Key Facts
- •Mr. Wells controlled an unlicensed HMO between April 1, 2019, and November 12, 2020.
- •He claimed a reasonable excuse: he applied for a license but was told by Tower Hamlets council he didn't need one, and they would contact him if that changed.
- •The FTT accepted Mr. Wells's account of a phone call with a council employee, Mr. Shah, who allegedly said this.
- •The tenants appealed, arguing the FTT wrongly applied D'Costa v D'Andrea and didn't consider how long the excuse lasted.
- •The additional licensing designation came into force on April 1, 2019.
Legal Principles
A person commits an offence if they control an HMO required to be licensed but isn't.
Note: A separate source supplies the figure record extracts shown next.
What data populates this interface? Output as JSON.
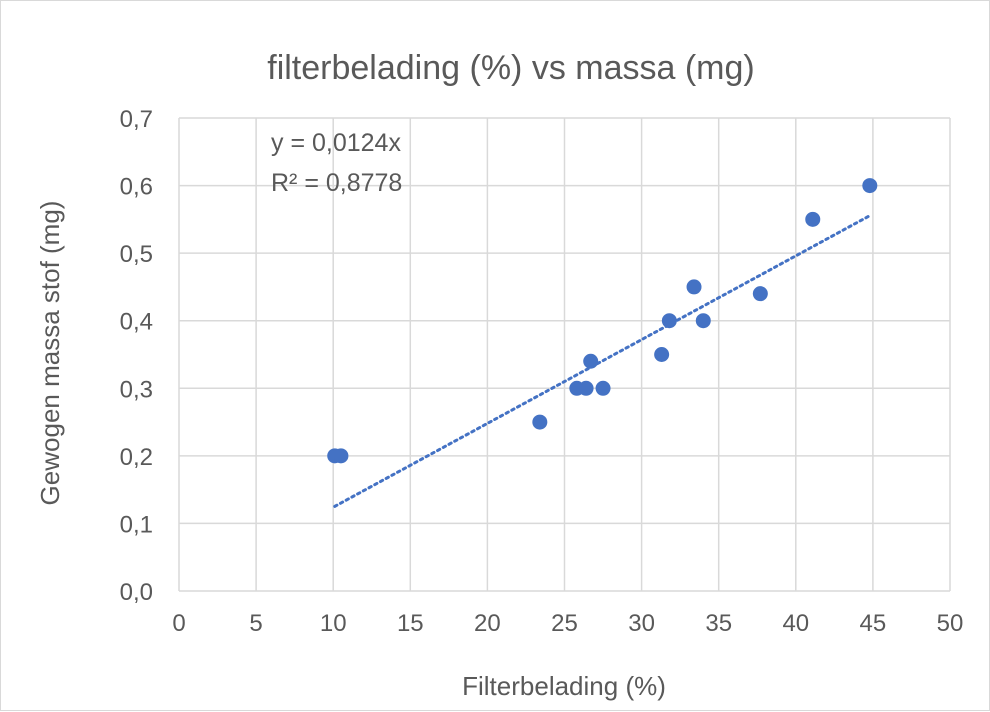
{
  "chart_data": {
    "type": "scatter",
    "title": "filterbelading (%) vs massa (mg)",
    "xlabel": "Filterbelading (%)",
    "ylabel": "Gewogen massa stof (mg)",
    "xlim": [
      0,
      50
    ],
    "ylim": [
      0,
      0.7
    ],
    "x_ticks": [
      0,
      5,
      10,
      15,
      20,
      25,
      30,
      35,
      40,
      45,
      50
    ],
    "y_ticks": [
      0.0,
      0.1,
      0.2,
      0.3,
      0.4,
      0.5,
      0.6,
      0.7
    ],
    "x_tick_labels": [
      "0",
      "5",
      "10",
      "15",
      "20",
      "25",
      "30",
      "35",
      "40",
      "45",
      "50"
    ],
    "y_tick_labels": [
      "0,0",
      "0,1",
      "0,2",
      "0,3",
      "0,4",
      "0,5",
      "0,6",
      "0,7"
    ],
    "grid": true,
    "legend": "none",
    "series": [
      {
        "marker_color": "#4472c4",
        "x": [
          10.1,
          10.5,
          23.4,
          25.8,
          26.4,
          27.5,
          26.7,
          31.3,
          31.8,
          34.0,
          33.4,
          37.7,
          41.1,
          44.8
        ],
        "y": [
          0.2,
          0.2,
          0.25,
          0.3,
          0.3,
          0.3,
          0.34,
          0.35,
          0.4,
          0.4,
          0.45,
          0.44,
          0.55,
          0.6
        ]
      }
    ],
    "trendline": {
      "type": "linear",
      "color": "#4472c4",
      "style": "dotted",
      "slope": 0.0124,
      "intercept": 0,
      "x_range": [
        10.1,
        44.8
      ],
      "equation": "y = 0,0124x",
      "r_squared": "R² = 0,8778"
    }
  }
}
Section 72(1), Housing Act 2004
There's a defence if the person had a reasonable excuse.
Section 72(5), Housing Act 2004
The FTT can make a rent repayment order for offences listed in section 40, including section 72 offences.
Section 43, Housing and Planning Act 2016
An appeal to the Upper Tribunal against an FTT decision on a rent repayment order isn't limited to points of law.
Section 53, Housing and Planning Act 2016
A reasonable excuse must be objectively reasonable and cover the entire period of the offence; a genuinely held belief isn't sufficient.
Perrin v HMRC [2018] UKUT 156 (TCC)
Outcomes
Appeal allowed.
The FTT failed to consider whether Mr. Wells's excuse remained reasonable throughout the entire period of the offence. They didn't adequately address the tenants' argument that his inaction after November 2018 rendered his excuse unreasonable.
Remitted to the FTT for further consideration.
The Upper Tribunal didn't hear the evidence and couldn't substitute its own decision. The FTT should re-evaluate whether the excuse remained reasonable for the full period.